Somalia is currently in the middle of the dry jilaal season (January-March). With little rain during this time, livelihoods are severely affected. The Shabelle river has dried up in some places, affecting hundreds of thousands that live along its banks. Livestock losses due to a lack of pasture; a lack of water sources; low wages; and high food prices have led to significant distress migration towards urban centres, with 73,000 displaced between 1-21 January. More than six million people (50% of the population) are in need of food assistance. In February, 439,000 people were in Emergency (IPC Phase 4) food security - ten times more than six months earlier, and more than twice as many (2.47 million) were in Crisis (IPC Phase 3). A 24% increase in severely malnourished children from August 2016 to February 2017 has been recorded. Cholera cases have increased critically during the Jilaal season, with latest reports indicating 900 cases per week. An estimated 4.5 million people are predicted to be in need of WASH assistance in April, up from 2.7 million reported in August 2016.

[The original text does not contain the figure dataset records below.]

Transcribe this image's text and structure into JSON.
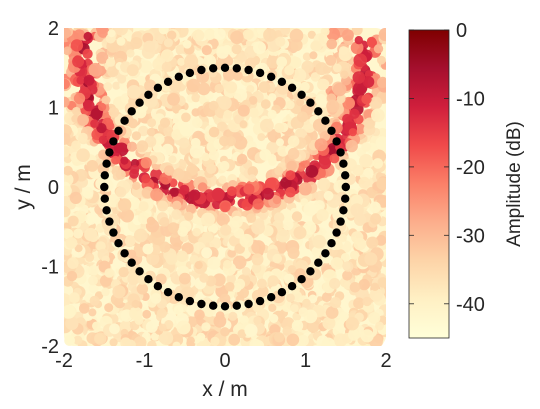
{
  "chart_data": {
    "type": "scatter",
    "description": "Sound-field amplitude map with circular loudspeaker array",
    "xlabel": "x / m",
    "ylabel": "y / m",
    "xlim": [
      -2,
      2
    ],
    "ylim": [
      -2,
      2
    ],
    "xticks": [
      "-2",
      "-1",
      "0",
      "1",
      "2"
    ],
    "yticks": [
      "-2",
      "-1",
      "0",
      "1",
      "2"
    ],
    "grid": false,
    "colorbar": {
      "label": "Amplitude (dB)",
      "range": [
        -45,
        0
      ],
      "ticks": [
        "0",
        "-10",
        "-20",
        "-30",
        "-40"
      ],
      "tick_values": [
        0,
        -10,
        -20,
        -30,
        -40
      ],
      "colormap": [
        "#ffffd9",
        "#fff0c4",
        "#fdd4a8",
        "#fcae8c",
        "#fb8068",
        "#f04a4a",
        "#d01f3c",
        "#a50f2e",
        "#7f0000"
      ]
    },
    "loudspeaker_array": {
      "shape": "circle",
      "center": [
        0,
        0
      ],
      "radius": 1.5,
      "count": 64,
      "color": "#000000"
    },
    "field_regions": [
      {
        "name": "background",
        "amplitude_db": -42
      },
      {
        "name": "focused-arc",
        "center": [
          0,
          1.6
        ],
        "radius": 1.75,
        "amplitude_db": -15
      },
      {
        "name": "upper-left-edge",
        "x_range": [
          -2,
          -1.5
        ],
        "y_range": [
          1.0,
          2.0
        ],
        "amplitude_db": -22
      },
      {
        "name": "upper-right-edge",
        "x_range": [
          1.3,
          2.0
        ],
        "y_range": [
          0.8,
          2.0
        ],
        "amplitude_db": -25
      }
    ]
  }
}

Anticipated scope and scale
The drought affects the whole of Somalia, with localised areas in Puntland and south central Somalia suffering from severe drought conditions. The drought is expected to last at least until mid-2017, and if the gu rainfall from April to June is poor, it could last until 2018. Food security is deteriorating rapidly in the current dry jilaal season, leading to an aggravation of poor nutrition and health.
Priorities for humanitarian intervention
- Food security is rapidly deteriorating, with more than half the population currently in need.

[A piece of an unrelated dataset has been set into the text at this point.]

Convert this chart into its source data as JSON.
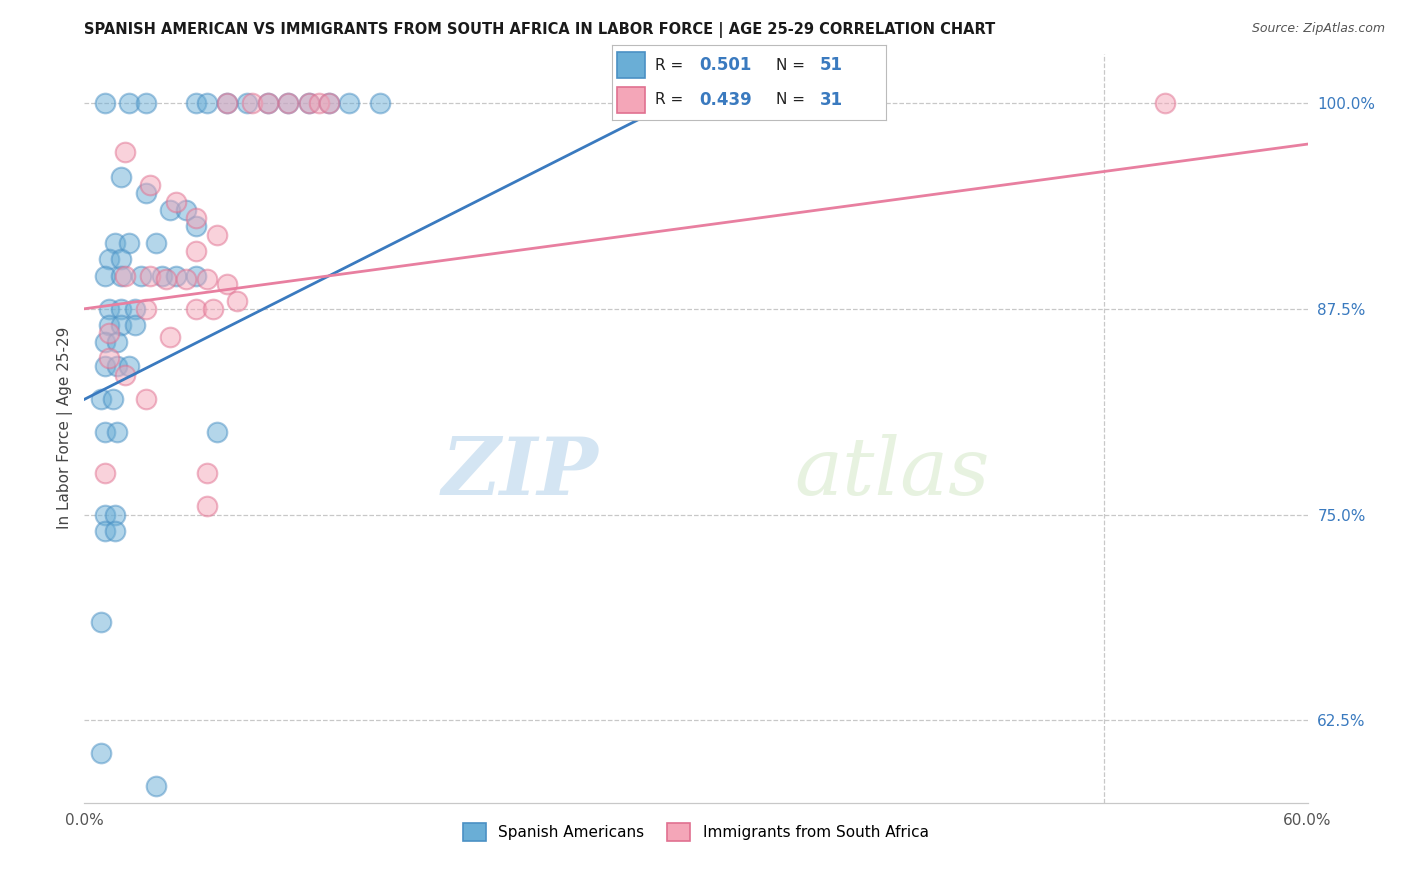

- Nutrition levels are at Critical levels in most regions, with a significant deterioration predicted.
- Displacement is increasing as drought effects are worsening.

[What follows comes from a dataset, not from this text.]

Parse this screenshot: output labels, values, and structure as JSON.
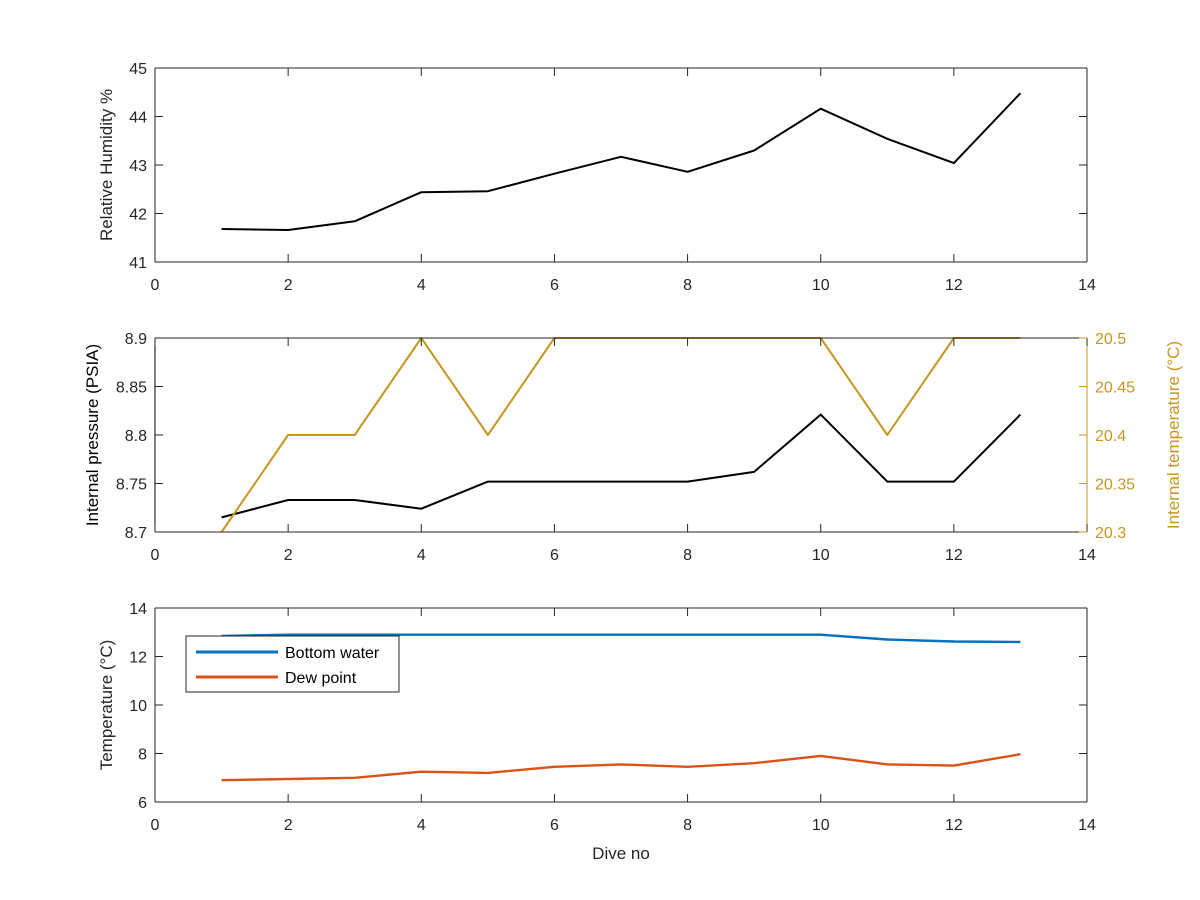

- Health and WASH conditions are poor due to a lack of water. Cholera affects eight regions in the country, and could spread further.
Al Shabaab controls significant territory in south central Somalia, rendering many areas inaccessible. 165 violent incidents against humanitarian workers were recorded in 2016. Roadblocks by various armed groups are widespread in south central Somalia especially, with up to USD 4,000 charged for access to certain areas. Unexploded bombs are present in localised areas of south central Somalia.
Widespread corruption, especially around aid exists.